塚本の「THEcoffeetime」は、ドーナツとお土産のドリップバッグも用意。

会のクライマックスには、OSAKA BUDDYの動画にでも紹介している「お茶屋 たに川」の芸妓さんが登場し、舞を披露。会場は、華やかながら凛とした空気に包まれ、浪速のまちに息づく伝統文化を体感するひとときとなりました。

創業約60年、ミナミで営業を続けている唯一のお茶屋、たに川のヒストリーや芸妓の思いはこちらの動画をご視聴ください。

舞の披露後は、芸妓さんも懇親会に加わり、参加者と交流するなど、会場はさらに和やかな雰囲気になりました。

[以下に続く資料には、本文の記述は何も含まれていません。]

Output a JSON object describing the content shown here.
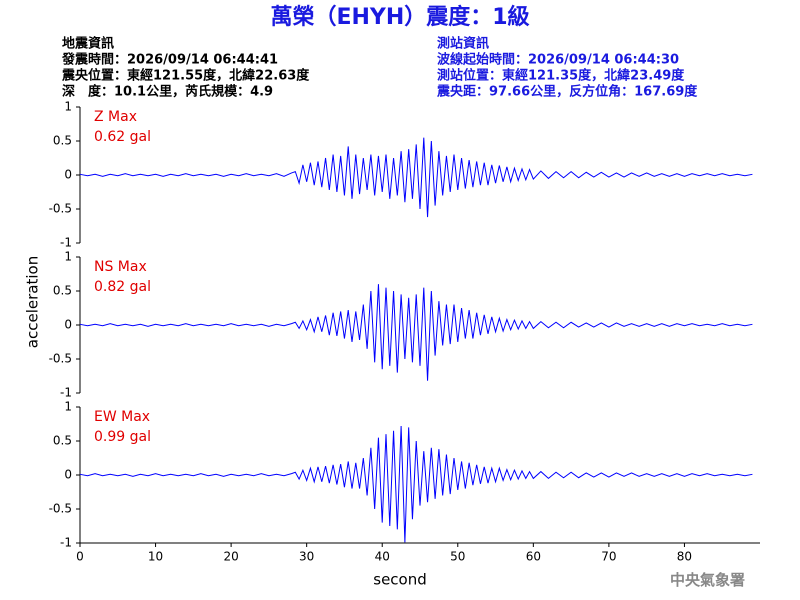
{
  "chart_data": {
    "type": "line",
    "title": "萬榮（EHYH）震度：1級",
    "info_left": [
      "地震資訊",
      "發震時間：2026/09/14 06:44:41",
      "震央位置：東經121.55度，北緯22.63度",
      "深　度：10.1公里，芮氏規模：4.9"
    ],
    "info_right": [
      "測站資訊",
      "波線起始時間：2026/09/14 06:44:30",
      "測站位置：東經121.35度，北緯23.49度",
      "震央距：97.66公里，反方位角：167.69度"
    ],
    "y_label": "acceleration",
    "x_label": "second",
    "xlim": [
      0,
      90
    ],
    "xticks": [
      0,
      10,
      20,
      30,
      40,
      50,
      60,
      70,
      80
    ],
    "ylim": [
      -1,
      1
    ],
    "yticks": [
      -1,
      -0.5,
      0,
      0.5,
      1
    ],
    "x": [
      0,
      1,
      2,
      3,
      4,
      5,
      6,
      7,
      8,
      9,
      10,
      11,
      12,
      13,
      14,
      15,
      16,
      17,
      18,
      19,
      20,
      21,
      22,
      23,
      24,
      25,
      26,
      27,
      28,
      28.5,
      29,
      29.5,
      30,
      30.5,
      31,
      31.5,
      32,
      32.5,
      33,
      33.5,
      34,
      34.5,
      35,
      35.5,
      36,
      36.5,
      37,
      37.5,
      38,
      38.5,
      39,
      39.5,
      40,
      40.5,
      41,
      41.5,
      42,
      42.5,
      43,
      43.5,
      44,
      44.5,
      45,
      45.5,
      46,
      46.5,
      47,
      47.5,
      48,
      48.5,
      49,
      49.5,
      50,
      50.5,
      51,
      51.5,
      52,
      52.5,
      53,
      53.5,
      54,
      54.5,
      55,
      55.5,
      56,
      56.5,
      57,
      57.5,
      58,
      58.5,
      59,
      59.5,
      60,
      61,
      62,
      63,
      64,
      65,
      66,
      67,
      68,
      69,
      70,
      71,
      72,
      73,
      74,
      75,
      76,
      77,
      78,
      79,
      80,
      81,
      82,
      83,
      84,
      85,
      86,
      87,
      88,
      89
    ],
    "series": [
      {
        "name": "Z Max",
        "max_label": "0.62 gal",
        "color": "#0000ff",
        "values": [
          0.01,
          -0.01,
          0.01,
          -0.02,
          0.01,
          -0.01,
          0.02,
          -0.01,
          0.01,
          -0.01,
          0.01,
          -0.02,
          0.01,
          -0.01,
          0.02,
          -0.01,
          0.01,
          -0.01,
          0.01,
          -0.02,
          0.01,
          -0.01,
          0.02,
          -0.01,
          0.01,
          -0.01,
          0.02,
          -0.02,
          0.03,
          0.05,
          -0.12,
          0.15,
          -0.1,
          0.18,
          -0.15,
          0.2,
          -0.18,
          0.25,
          -0.22,
          0.3,
          -0.25,
          0.28,
          -0.3,
          0.42,
          -0.35,
          0.3,
          -0.28,
          0.25,
          -0.22,
          0.3,
          -0.3,
          0.28,
          -0.25,
          0.3,
          -0.35,
          0.25,
          -0.3,
          0.35,
          -0.4,
          0.38,
          -0.35,
          0.45,
          -0.5,
          0.55,
          -0.62,
          0.5,
          -0.45,
          0.35,
          -0.3,
          0.28,
          -0.25,
          0.3,
          -0.22,
          0.25,
          -0.2,
          0.22,
          -0.18,
          0.2,
          -0.15,
          0.18,
          -0.15,
          0.15,
          -0.12,
          0.14,
          -0.1,
          0.12,
          -0.1,
          0.1,
          -0.08,
          0.09,
          -0.07,
          0.08,
          -0.06,
          0.06,
          -0.05,
          0.05,
          -0.04,
          0.05,
          -0.04,
          0.04,
          -0.03,
          0.04,
          -0.03,
          0.03,
          -0.03,
          0.03,
          -0.02,
          0.03,
          -0.02,
          0.02,
          -0.02,
          0.02,
          -0.02,
          0.02,
          -0.01,
          0.02,
          -0.01,
          0.02,
          -0.01,
          0.01,
          -0.01,
          0.01
        ]
      },
      {
        "name": "NS Max",
        "max_label": "0.82 gal",
        "color": "#0000ff",
        "values": [
          0.01,
          -0.01,
          0.01,
          -0.01,
          0.02,
          -0.01,
          0.01,
          -0.01,
          0.01,
          -0.02,
          0.01,
          -0.01,
          0.01,
          -0.01,
          0.02,
          -0.01,
          0.01,
          -0.01,
          0.01,
          -0.01,
          0.02,
          -0.01,
          0.01,
          -0.01,
          0.01,
          -0.02,
          0.01,
          -0.01,
          0.02,
          0.04,
          -0.05,
          0.06,
          -0.07,
          0.08,
          -0.1,
          0.12,
          -0.1,
          0.14,
          -0.15,
          0.18,
          -0.16,
          0.2,
          -0.2,
          0.22,
          -0.25,
          0.2,
          -0.22,
          0.3,
          -0.35,
          0.5,
          -0.55,
          0.6,
          -0.65,
          0.55,
          -0.6,
          0.5,
          -0.7,
          0.45,
          -0.5,
          0.4,
          -0.55,
          0.45,
          -0.6,
          0.55,
          -0.82,
          0.5,
          -0.45,
          0.35,
          -0.3,
          0.3,
          -0.28,
          0.3,
          -0.25,
          0.25,
          -0.2,
          0.22,
          -0.2,
          0.18,
          -0.15,
          0.15,
          -0.13,
          0.12,
          -0.1,
          0.1,
          -0.09,
          0.08,
          -0.07,
          0.07,
          -0.06,
          0.06,
          -0.05,
          0.05,
          -0.05,
          0.05,
          -0.04,
          0.04,
          -0.04,
          0.04,
          -0.03,
          0.03,
          -0.03,
          0.03,
          -0.03,
          0.03,
          -0.02,
          0.02,
          -0.02,
          0.02,
          -0.02,
          0.02,
          -0.02,
          0.02,
          -0.01,
          0.02,
          -0.01,
          0.01,
          -0.01,
          0.02,
          -0.01,
          0.01,
          -0.01,
          0.01
        ]
      },
      {
        "name": "EW Max",
        "max_label": "0.99 gal",
        "color": "#0000ff",
        "values": [
          0.01,
          -0.01,
          0.02,
          -0.01,
          0.01,
          -0.01,
          0.01,
          -0.02,
          0.01,
          -0.01,
          0.02,
          -0.01,
          0.01,
          -0.01,
          0.01,
          -0.01,
          0.02,
          -0.01,
          0.01,
          -0.02,
          0.01,
          -0.01,
          0.01,
          -0.01,
          0.02,
          -0.01,
          0.01,
          -0.01,
          0.02,
          0.04,
          -0.06,
          0.07,
          -0.08,
          0.1,
          -0.1,
          0.12,
          -0.1,
          0.13,
          -0.12,
          0.15,
          -0.14,
          0.16,
          -0.18,
          0.2,
          -0.2,
          0.18,
          -0.2,
          0.25,
          -0.3,
          0.4,
          -0.5,
          0.55,
          -0.7,
          0.6,
          -0.75,
          0.65,
          -0.8,
          0.72,
          -0.99,
          0.7,
          -0.65,
          0.5,
          -0.45,
          0.35,
          -0.4,
          0.4,
          -0.35,
          0.38,
          -0.3,
          0.3,
          -0.28,
          0.25,
          -0.22,
          0.2,
          -0.2,
          0.18,
          -0.15,
          0.15,
          -0.13,
          0.12,
          -0.12,
          0.1,
          -0.1,
          0.1,
          -0.08,
          0.08,
          -0.07,
          0.07,
          -0.06,
          0.06,
          -0.05,
          0.05,
          -0.05,
          0.05,
          -0.05,
          0.04,
          -0.04,
          0.04,
          -0.04,
          0.03,
          -0.03,
          0.03,
          -0.03,
          0.03,
          -0.02,
          0.03,
          -0.02,
          0.02,
          -0.02,
          0.02,
          -0.02,
          0.02,
          -0.02,
          0.02,
          -0.01,
          0.02,
          -0.01,
          0.01,
          -0.01,
          0.01,
          -0.01,
          0.01
        ]
      }
    ],
    "footer": "中央氣象署"
  }
}
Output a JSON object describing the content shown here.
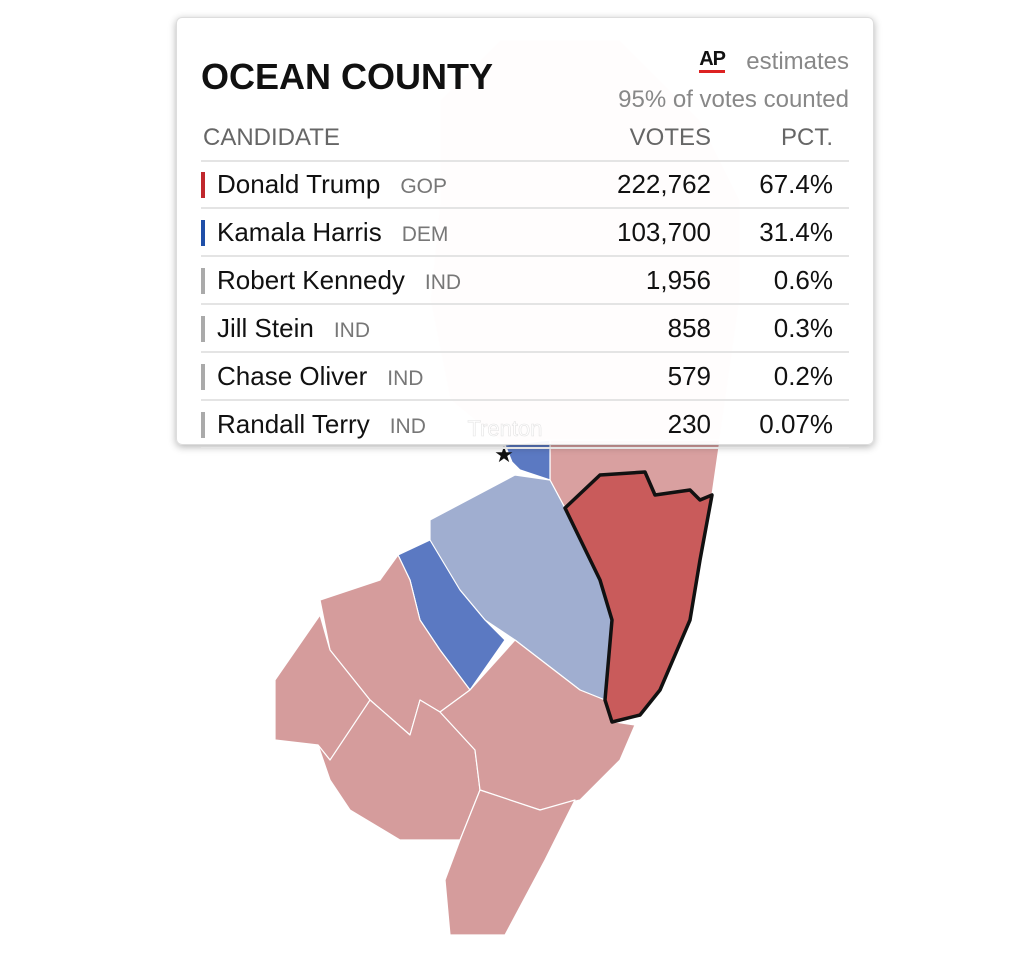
{
  "map": {
    "city_label": "Trenton"
  },
  "popup": {
    "title": "OCEAN COUNTY",
    "source": "AP",
    "source_note": "estimates",
    "reporting": "95% of votes counted",
    "columns": [
      "CANDIDATE",
      "VOTES",
      "PCT."
    ],
    "rows": [
      {
        "name": "Donald Trump",
        "party": "GOP",
        "votes": "222,762",
        "pct": "67.4%",
        "color": "#c0282d"
      },
      {
        "name": "Kamala Harris",
        "party": "DEM",
        "votes": "103,700",
        "pct": "31.4%",
        "color": "#1f4fa8"
      },
      {
        "name": "Robert Kennedy",
        "party": "IND",
        "votes": "1,956",
        "pct": "0.6%",
        "color": "#aaaaaa"
      },
      {
        "name": "Jill Stein",
        "party": "IND",
        "votes": "858",
        "pct": "0.3%",
        "color": "#aaaaaa"
      },
      {
        "name": "Chase Oliver",
        "party": "IND",
        "votes": "579",
        "pct": "0.2%",
        "color": "#aaaaaa"
      },
      {
        "name": "Randall Terry",
        "party": "IND",
        "votes": "230",
        "pct": "0.07%",
        "color": "#aaaaaa"
      }
    ]
  }
}
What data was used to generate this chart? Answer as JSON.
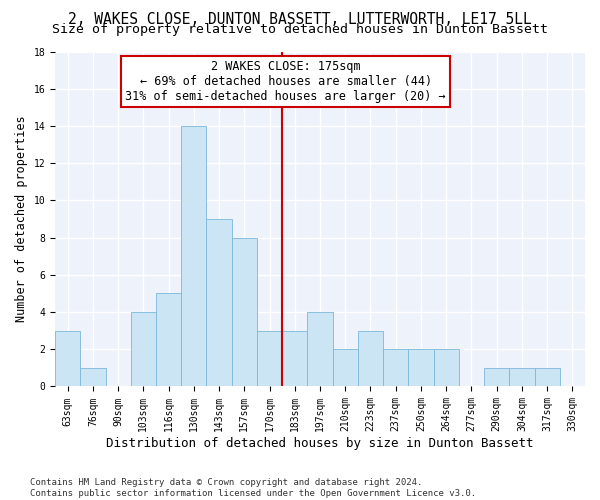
{
  "title": "2, WAKES CLOSE, DUNTON BASSETT, LUTTERWORTH, LE17 5LL",
  "subtitle": "Size of property relative to detached houses in Dunton Bassett",
  "xlabel": "Distribution of detached houses by size in Dunton Bassett",
  "ylabel": "Number of detached properties",
  "bar_color": "#cce5f5",
  "bar_edge_color": "#7ab8d8",
  "background_color": "#eef2fb",
  "grid_color": "#ffffff",
  "bin_labels": [
    "63sqm",
    "76sqm",
    "90sqm",
    "103sqm",
    "116sqm",
    "130sqm",
    "143sqm",
    "157sqm",
    "170sqm",
    "183sqm",
    "197sqm",
    "210sqm",
    "223sqm",
    "237sqm",
    "250sqm",
    "264sqm",
    "277sqm",
    "290sqm",
    "304sqm",
    "317sqm",
    "330sqm"
  ],
  "bar_heights": [
    3,
    1,
    0,
    4,
    5,
    14,
    9,
    8,
    3,
    3,
    4,
    2,
    3,
    2,
    2,
    2,
    0,
    1,
    1,
    1,
    0
  ],
  "red_line_x": 8.5,
  "annotation_line1": "2 WAKES CLOSE: 175sqm",
  "annotation_line2": "← 69% of detached houses are smaller (44)",
  "annotation_line3": "31% of semi-detached houses are larger (20) →",
  "ylim": [
    0,
    18
  ],
  "yticks": [
    0,
    2,
    4,
    6,
    8,
    10,
    12,
    14,
    16,
    18
  ],
  "footer": "Contains HM Land Registry data © Crown copyright and database right 2024.\nContains public sector information licensed under the Open Government Licence v3.0.",
  "title_fontsize": 10.5,
  "subtitle_fontsize": 9.5,
  "xlabel_fontsize": 9,
  "ylabel_fontsize": 8.5,
  "tick_fontsize": 7,
  "annotation_fontsize": 8.5,
  "footer_fontsize": 6.5
}
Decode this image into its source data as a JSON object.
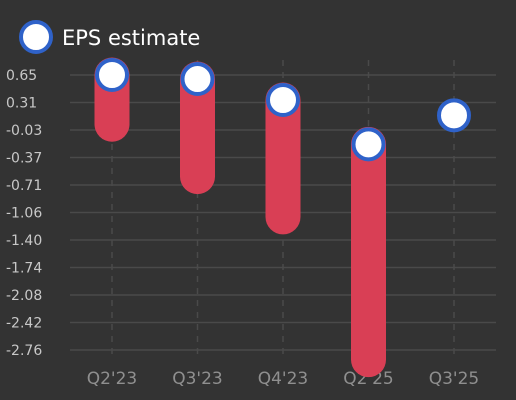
{
  "legend": {
    "label": "EPS estimate"
  },
  "colors": {
    "background": "#333333",
    "grid": "#4a4a4a",
    "range_bar": "#d93f55",
    "marker_fill": "#ffffff",
    "marker_stroke": "#2f62c9"
  },
  "chart_data": {
    "type": "range-bar",
    "title": "",
    "xlabel": "",
    "ylabel": "",
    "legend_position": "top-left",
    "grid": true,
    "y_ticks": [
      "0.65",
      "0.31",
      "-0.03",
      "-0.37",
      "-0.71",
      "-1.06",
      "-1.40",
      "-1.74",
      "-2.08",
      "-2.42",
      "-2.76"
    ],
    "ylim": [
      -2.76,
      0.65
    ],
    "categories": [
      "Q2'23",
      "Q3'23",
      "Q4'23",
      "Q2'25",
      "Q3'25"
    ],
    "series": [
      {
        "name": "EPS estimate",
        "values": [
          0.65,
          0.6,
          0.34,
          -0.21,
          0.15
        ]
      }
    ],
    "range_low": [
      0.04,
      -0.61,
      -1.11,
      -2.88,
      null
    ],
    "range_high": [
      0.65,
      0.6,
      0.34,
      -0.21,
      null
    ]
  }
}
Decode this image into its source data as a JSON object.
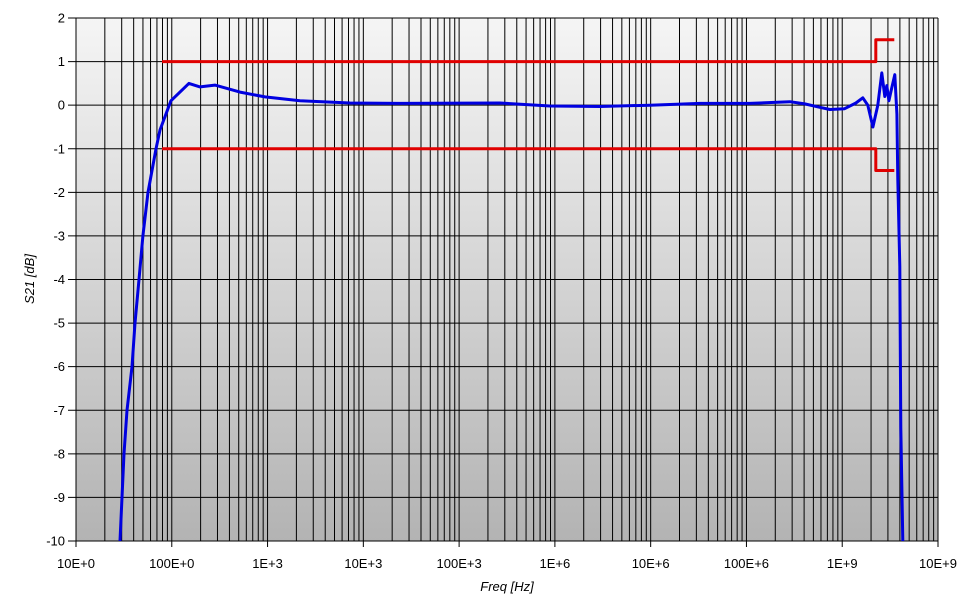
{
  "chart_data": {
    "type": "line",
    "title": "",
    "xlabel": "Freq [Hz]",
    "ylabel": "S21 [dB]",
    "xscale": "log",
    "xlim": [
      10,
      10000000000
    ],
    "ylim": [
      -10,
      2
    ],
    "grid": true,
    "x_tick_labels": [
      "10E+0",
      "100E+0",
      "1E+3",
      "10E+3",
      "100E+3",
      "1E+6",
      "10E+6",
      "100E+6",
      "1E+9",
      "10E+9"
    ],
    "y_ticks": [
      2,
      1,
      0,
      -1,
      -2,
      -3,
      -4,
      -5,
      -6,
      -7,
      -8,
      -9,
      -10
    ],
    "series": [
      {
        "name": "S21",
        "color": "#0000e0",
        "x": [
          28.8,
          30.2,
          31.7,
          34.1,
          38.4,
          41.3,
          45.5,
          50.0,
          56.4,
          68.4,
          75.3,
          98,
          151,
          197,
          282,
          515,
          940,
          2180,
          7250,
          24100,
          267000,
          887000,
          2950000,
          9800000,
          32700000,
          108000000,
          284000000,
          407000000,
          584000000,
          743000000,
          1060000000,
          1390000000,
          1640000000,
          1850000000,
          2090000000,
          2350000000,
          2590000000,
          2780000000,
          2920000000,
          3070000000,
          3290000000,
          3540000000,
          3720000000,
          3800000000,
          3990000000,
          4090000000,
          4290000000
        ],
        "y": [
          -10,
          -9,
          -8,
          -7,
          -6,
          -5,
          -4,
          -3,
          -2,
          -1,
          -0.57,
          0.1,
          0.5,
          0.42,
          0.46,
          0.3,
          0.19,
          0.1,
          0.05,
          0.04,
          0.05,
          -0.02,
          -0.03,
          0,
          0.04,
          0.04,
          0.08,
          0.03,
          -0.05,
          -0.1,
          -0.08,
          0.05,
          0.17,
          0,
          -0.5,
          0,
          0.74,
          0.2,
          0.45,
          0.1,
          0.4,
          0.7,
          -0.2,
          -1.7,
          -3.7,
          -7.4,
          -10
        ]
      },
      {
        "name": "upper-limit",
        "color": "#e00000",
        "x": [
          79,
          2240000000,
          2240000000,
          3500000000
        ],
        "y": [
          1,
          1,
          1.5,
          1.5
        ]
      },
      {
        "name": "lower-limit",
        "color": "#e00000",
        "x": [
          79,
          2240000000,
          2240000000,
          3500000000
        ],
        "y": [
          -1,
          -1,
          -1.5,
          -1.5
        ]
      }
    ]
  }
}
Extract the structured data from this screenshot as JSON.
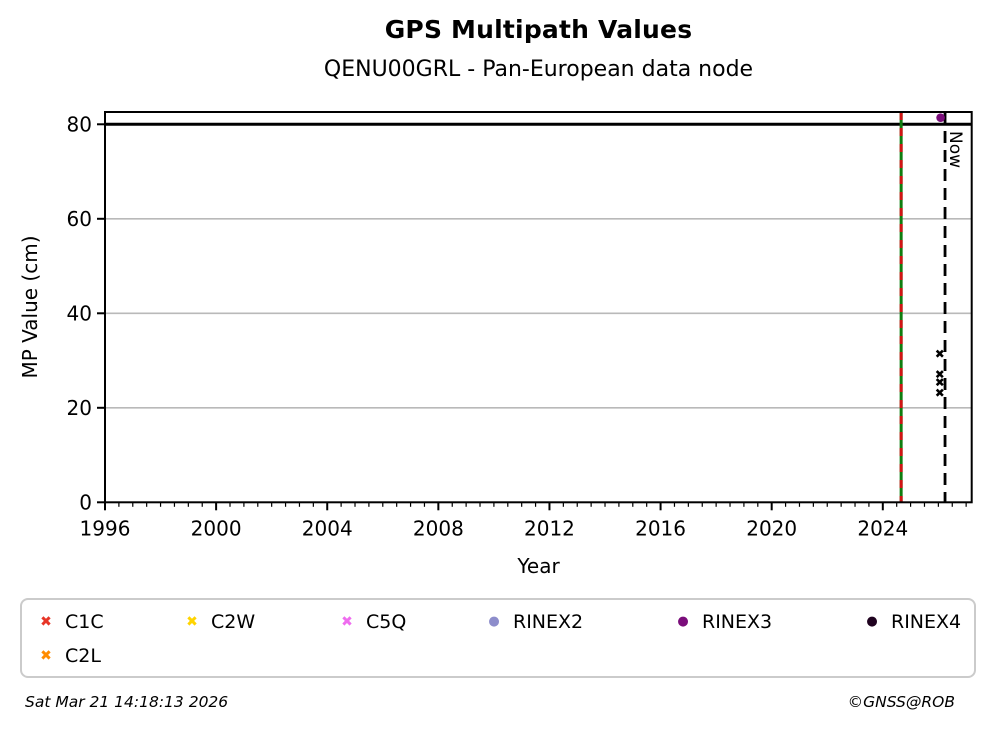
{
  "header": {
    "title": "GPS Multipath Values",
    "subtitle": "QENU00GRL - Pan-European data node"
  },
  "footer": {
    "timestamp": "Sat Mar 21 14:18:13 2026",
    "credit": "©GNSS@ROB"
  },
  "chart_data": {
    "type": "scatter",
    "title": "GPS Multipath Values",
    "subtitle": "QENU00GRL - Pan-European data node",
    "xlabel": "Year",
    "ylabel": "MP Value (cm)",
    "xlim": [
      1996,
      2027.2
    ],
    "ylim": [
      0,
      82.6
    ],
    "xticks": [
      1996,
      2000,
      2004,
      2008,
      2012,
      2016,
      2020,
      2024
    ],
    "yticks": [
      0,
      20,
      40,
      60,
      80
    ],
    "minor_xtick_step": 0.5,
    "grid": {
      "y_values": [
        20,
        40,
        60
      ],
      "color": "#b9b9b9"
    },
    "hline": {
      "y": 80,
      "color": "#000000"
    },
    "vlines": [
      {
        "name": "data-end-line",
        "x": 2024.66,
        "type": "double",
        "color_solid": "#0f7d0f",
        "color_dash": "#d11414"
      },
      {
        "name": "now-line",
        "x": 2026.24,
        "type": "dashed",
        "color": "#000000",
        "label": "Now"
      }
    ],
    "series": [
      {
        "name": "C1C",
        "marker": "x",
        "color": "#e73527",
        "points": [
          {
            "x": 2026.05,
            "y": 27.2
          }
        ]
      },
      {
        "name": "C2W",
        "marker": "x",
        "color": "#ffd400",
        "points": [
          {
            "x": 2026.05,
            "y": 25.5
          }
        ]
      },
      {
        "name": "C5Q",
        "marker": "x",
        "color": "#ef6def",
        "points": [
          {
            "x": 2026.05,
            "y": 23.2
          }
        ]
      },
      {
        "name": "RINEX2",
        "marker": "dot",
        "color": "#8d8dcb",
        "points": []
      },
      {
        "name": "RINEX3",
        "marker": "dot",
        "color": "#7a0d7a",
        "points": [
          {
            "x": 2026.08,
            "y": 81.4
          }
        ]
      },
      {
        "name": "RINEX4",
        "marker": "dot",
        "color": "#1f021f",
        "points": []
      },
      {
        "name": "C2L",
        "marker": "x",
        "color": "#ff8c00",
        "points": [
          {
            "x": 2026.05,
            "y": 31.5
          }
        ]
      }
    ],
    "legend": {
      "items": [
        "C1C",
        "C2W",
        "C5Q",
        "RINEX2",
        "RINEX3",
        "RINEX4",
        "C2L"
      ],
      "position": "bottom"
    }
  }
}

この日の出会いがきっかけで、昨秋アメ村にオープンしたミニシアター「シアターエミュ」で、たに川の芸妓・千鶴さんのドキュメンタリー映画『鶴になる』のコラボ上映が決定。
「シアターエミュ」のプロデューサー・栗原ゆうさんと記念撮影。

変わりゆくまちに何を残すか? これからもBUDDYたちと考える場に。

今回のOSAKA BUDDY Meet Up vol.2は、各パートとも活発な議論・交流が展開されました。普段は活動領域を異にする参加者たちは、お互いの立場や取り組みをリスペクトしながら、リアルな意見を交換。大阪の現在地とこれからを見つめ直す場となりました。

まちを形づくる人、風景、カルチャーは時代とともに変わっていきます。その中で、何を残していくのかは、地域の将来を語る上で無視できないトピックです。テーブルを囲んで交わされた意見や提言は、一人ひとりが次のアクションを考えるための確かなヒントとなったはず。OSAKA BUDDYはこれからも、あらゆる垣根を越えて人と人、文化とまちをつなぐ媒体として、対話の場をつくり続けていきます。